WILLIAMSBURG — A decision by LoveLight Placemaking to turn down a menorah lighting event proposed by local Rabbi Mendy Heber of Chabad of Williamsburg at 2nd Sundays has created far-reaching backlash for the organization and the community.
2nd Sundays is a large, popular street fair held on six blocks of downtown Williamsburg on the 2nd Sunday of each Month from March to December.
The conversation between Heber and LoveLight Placemaking came to light in an email sent to news organizations by Eric Maurer, Executive Director of the United Jewish Community of the Virginia Peninsula, on Sunday, Dec. 3.
The email stated that 2nd Sundays “decided to cancel” a menorah lighting event to be part of its festival on Dec. 10, claiming it did not want to appear to choose sides in the Israel-Hamas conflict. Attached to the email were screenshots of the conversation:
Lovelight Placemaking attempted to make a statement on its official Facebook page before it was deleted after the comment section was filled with backlash from the community.
That statement included text from Heber thanking the organization for allowing him and his wife to take part in the 2nd Sundays anniversary event in June.
Referring to the menorah lighting proposal, the statement went on to explain that there had never been a planned religious activity of any kind scheduled for 2nd Sundays in its 14 years of operation.
Since its deletion, commenters have stated their disapproval of the decision on the organization’s other posts, including the 2nd Sundays page and LoveLight Placemaking Founder and President Shirley Vermillion’s personal Facebook page.
Disclosure of the conversation has had wide-ranging repercussions for the nonprofit and the Williamsburg community as a whole, which have both faced backlash on social media as national media have picked up on the story to varying degrees of accuracy, many highlighting the United Jewish Community of the Virginia Peninsula’s language that the proposed event was “canceled.”

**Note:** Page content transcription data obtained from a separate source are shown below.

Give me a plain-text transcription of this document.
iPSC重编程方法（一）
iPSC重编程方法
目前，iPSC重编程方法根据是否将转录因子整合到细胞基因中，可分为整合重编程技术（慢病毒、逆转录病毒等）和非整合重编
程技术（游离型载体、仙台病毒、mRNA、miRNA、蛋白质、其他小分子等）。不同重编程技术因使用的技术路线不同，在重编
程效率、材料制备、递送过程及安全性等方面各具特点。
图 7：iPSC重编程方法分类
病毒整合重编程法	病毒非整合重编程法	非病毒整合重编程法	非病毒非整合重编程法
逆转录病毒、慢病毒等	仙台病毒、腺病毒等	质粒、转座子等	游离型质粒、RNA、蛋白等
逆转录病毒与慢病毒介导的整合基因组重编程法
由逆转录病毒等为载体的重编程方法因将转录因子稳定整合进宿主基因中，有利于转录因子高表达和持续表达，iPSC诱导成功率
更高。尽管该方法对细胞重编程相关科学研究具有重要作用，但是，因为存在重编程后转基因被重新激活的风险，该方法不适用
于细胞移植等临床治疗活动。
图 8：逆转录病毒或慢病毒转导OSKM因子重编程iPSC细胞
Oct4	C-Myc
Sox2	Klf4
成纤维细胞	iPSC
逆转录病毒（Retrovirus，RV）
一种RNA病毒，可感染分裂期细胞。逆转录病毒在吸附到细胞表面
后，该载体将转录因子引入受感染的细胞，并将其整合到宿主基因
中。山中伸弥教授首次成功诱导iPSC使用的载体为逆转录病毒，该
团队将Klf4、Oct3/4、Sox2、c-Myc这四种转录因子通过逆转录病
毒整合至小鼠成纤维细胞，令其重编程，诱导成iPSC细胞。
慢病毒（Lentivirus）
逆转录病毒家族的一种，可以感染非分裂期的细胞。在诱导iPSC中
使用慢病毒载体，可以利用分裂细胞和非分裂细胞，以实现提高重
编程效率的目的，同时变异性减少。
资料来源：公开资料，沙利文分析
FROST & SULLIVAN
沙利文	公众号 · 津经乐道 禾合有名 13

Gov. Glenn Youngkin even weighed in on the social media site X, saying, “Singling out the Jewish community by canceling this Hanukkah celebration is absurd and antisemitic. The event organizers should immediately reconsider their actions and move forward with the menorah lighting.”
Del. Amanda Batten and Senator-Elect Danny Diggs also made statements on social media.
“I am appalled by Second Sundays’ attempt to compel political speech as a prerequisite for observation of a religious ceremony in our community. This position does not reflect the values of our Williamsburg community, and I join UJCVP in calling on Second Sundays to reverse this antisemitic decision,” said Batten.
“This type of anti-Semitic behavior is unacceptable and appalling. The event organizers of this festival to make this right ASAP,” said Diggs.
The backlash has also reached other area nonprofits, who have been falsely identified in the media as organizers or associated with the festival.
“Recent reports on Breitbart.com, Fox News, and other outlets have led to confusion surrounding the reported cancellation of a Hanukkah Menorah Lighting event in Williamsburg, Virginia,” said the Virginia Arts Festival. “The Virginia Arts Festival had no involvement in the referenced Williamsburg event. We respectfully and urgently ask that any news outlets that have erroneously reported a seeming connection between the Virginia Arts Festival and the reported cancellation of the Williamsburg Hanukkah event correct their reports as soon as possible.”
Chabad of Williamsburg has since announced on its Facebook page it will be holding a public menorah lighting on Thursday, Dec 7. at the Sunken Garden at William & Mary at 5 p.m. Chanukah foods, festive music, and a raffle will be at the event.
WYDaily has reached out to Rabbi Mendy Heber of Chabad of Williamsburg, Eric Maurer, Executive Director of the United Jewish Community of the Virginia Peninsula and LoveLight Placemaking Founder and President Shirley Vermillion for further comment.